Background articles and films: http://hpanwo.blogspot.com/2008/07/our-brave-boys.html
And: http://hpanwo-tv.blogspot.com/2010/05/is-military-religion.html
And: http://hpanwo-tv.blogspot.com/2011/11/remembrance-sunday.html

This article is based on the discussion on this HPANWO Forum thread: http://hpanwoforum.freeforums.org/are-the-armed-forces-a-religion-t331.html

Here I provide pictures of a selection of memorials for men wounded and killed doing dangerous non-military jobs. It’s impossible to walk down a street without seeing the military memorials, standing in pride of place like sacred temples, but if you look carefully you’ll find the others, tucked more modestly away from view in case they dare come close to surpassing the monuments of the Military Religion. Whenever you turn on the TV or open a newspaper the word HERO will jump out at you and hit you in the face. You’ll hear how a soldier has tragically died in Afghanistan; a regular event nowadays. However, and very contrary to popular belief, being a soldier in Afghanistan is not the only dangerous job you can do. What I have just said is an act of heresy! But it’s true.

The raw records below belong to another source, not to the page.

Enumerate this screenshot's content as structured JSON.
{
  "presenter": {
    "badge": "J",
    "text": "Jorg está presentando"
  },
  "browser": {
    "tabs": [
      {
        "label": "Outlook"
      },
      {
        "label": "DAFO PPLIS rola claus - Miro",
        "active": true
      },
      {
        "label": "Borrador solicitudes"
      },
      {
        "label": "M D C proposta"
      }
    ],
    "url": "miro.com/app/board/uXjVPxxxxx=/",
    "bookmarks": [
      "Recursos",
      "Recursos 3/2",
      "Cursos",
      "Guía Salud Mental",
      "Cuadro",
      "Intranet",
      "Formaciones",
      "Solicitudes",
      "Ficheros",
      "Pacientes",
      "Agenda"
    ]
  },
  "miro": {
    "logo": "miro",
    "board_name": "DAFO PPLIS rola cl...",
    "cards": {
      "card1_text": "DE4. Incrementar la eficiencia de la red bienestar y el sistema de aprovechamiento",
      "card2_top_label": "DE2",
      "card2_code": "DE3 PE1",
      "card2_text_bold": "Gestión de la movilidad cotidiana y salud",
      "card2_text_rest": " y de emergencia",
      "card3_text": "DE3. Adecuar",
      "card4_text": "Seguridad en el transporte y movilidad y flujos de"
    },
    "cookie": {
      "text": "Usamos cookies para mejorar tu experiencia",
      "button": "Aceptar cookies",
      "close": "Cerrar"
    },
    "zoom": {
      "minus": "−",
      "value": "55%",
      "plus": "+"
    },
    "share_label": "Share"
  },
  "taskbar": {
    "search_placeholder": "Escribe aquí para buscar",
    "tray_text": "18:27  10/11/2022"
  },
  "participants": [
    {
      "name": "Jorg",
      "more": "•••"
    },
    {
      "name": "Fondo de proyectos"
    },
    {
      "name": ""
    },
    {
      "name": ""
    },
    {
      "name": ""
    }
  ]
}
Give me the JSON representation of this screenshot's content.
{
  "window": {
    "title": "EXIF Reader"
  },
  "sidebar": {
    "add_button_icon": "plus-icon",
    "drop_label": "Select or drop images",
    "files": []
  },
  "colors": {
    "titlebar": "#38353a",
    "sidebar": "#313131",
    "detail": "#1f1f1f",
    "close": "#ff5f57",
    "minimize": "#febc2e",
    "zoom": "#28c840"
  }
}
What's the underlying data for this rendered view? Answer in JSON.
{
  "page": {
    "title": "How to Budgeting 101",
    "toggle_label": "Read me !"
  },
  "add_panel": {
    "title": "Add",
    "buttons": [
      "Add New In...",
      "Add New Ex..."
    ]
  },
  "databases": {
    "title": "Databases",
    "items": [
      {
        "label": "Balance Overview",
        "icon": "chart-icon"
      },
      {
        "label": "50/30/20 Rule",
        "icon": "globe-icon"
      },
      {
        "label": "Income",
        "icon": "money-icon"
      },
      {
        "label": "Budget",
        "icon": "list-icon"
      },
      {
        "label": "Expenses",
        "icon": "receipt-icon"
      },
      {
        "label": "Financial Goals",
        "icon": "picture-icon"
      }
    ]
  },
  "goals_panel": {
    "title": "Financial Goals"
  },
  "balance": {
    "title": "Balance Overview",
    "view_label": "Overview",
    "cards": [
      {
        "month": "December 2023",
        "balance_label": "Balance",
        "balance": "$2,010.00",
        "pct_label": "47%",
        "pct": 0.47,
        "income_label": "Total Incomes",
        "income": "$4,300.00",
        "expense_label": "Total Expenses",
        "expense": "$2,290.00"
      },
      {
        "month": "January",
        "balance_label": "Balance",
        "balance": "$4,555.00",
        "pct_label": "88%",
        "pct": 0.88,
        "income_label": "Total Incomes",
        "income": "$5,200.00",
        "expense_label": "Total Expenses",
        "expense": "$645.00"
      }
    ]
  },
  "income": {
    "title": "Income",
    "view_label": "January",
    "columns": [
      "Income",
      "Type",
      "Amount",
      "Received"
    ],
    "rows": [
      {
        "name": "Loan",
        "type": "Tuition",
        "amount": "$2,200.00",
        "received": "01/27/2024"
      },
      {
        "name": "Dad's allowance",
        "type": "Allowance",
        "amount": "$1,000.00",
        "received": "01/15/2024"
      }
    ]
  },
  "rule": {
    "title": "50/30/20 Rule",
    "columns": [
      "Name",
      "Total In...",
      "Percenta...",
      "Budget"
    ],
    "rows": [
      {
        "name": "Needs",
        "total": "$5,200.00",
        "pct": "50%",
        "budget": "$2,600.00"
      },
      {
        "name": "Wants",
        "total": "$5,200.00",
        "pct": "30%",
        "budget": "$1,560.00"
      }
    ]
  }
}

As I explain in the background articles and films linked above, being a soldier is definitely not the only difficult and dangerous job in the world by a long way, but there are definitive political and culturally-manipulative reasons why being a soldier is portrayed as exceptionally dangerous and somehow set apart from other occupations into a category of danger and difficulty of its own. It’s also a job in which the hazards may not be as extraordinary as is commonly accepted, but the rewards certainly are. There’s a lot of fuss in the media about how army recruiters in America and other countries are using high unemployment as a whip to press-gang young men into the service, but in fact I’d say the pseudo-religious aspect of the Armed Forces has been underestimated. Going into the army just to find work may only come secondary to the prospect of becoming a social God. This is why I’m promoting these non-military memorials, it gives us a way to take a step back and have a more balanced look at the world, instead of the blinkered one given to us by the media.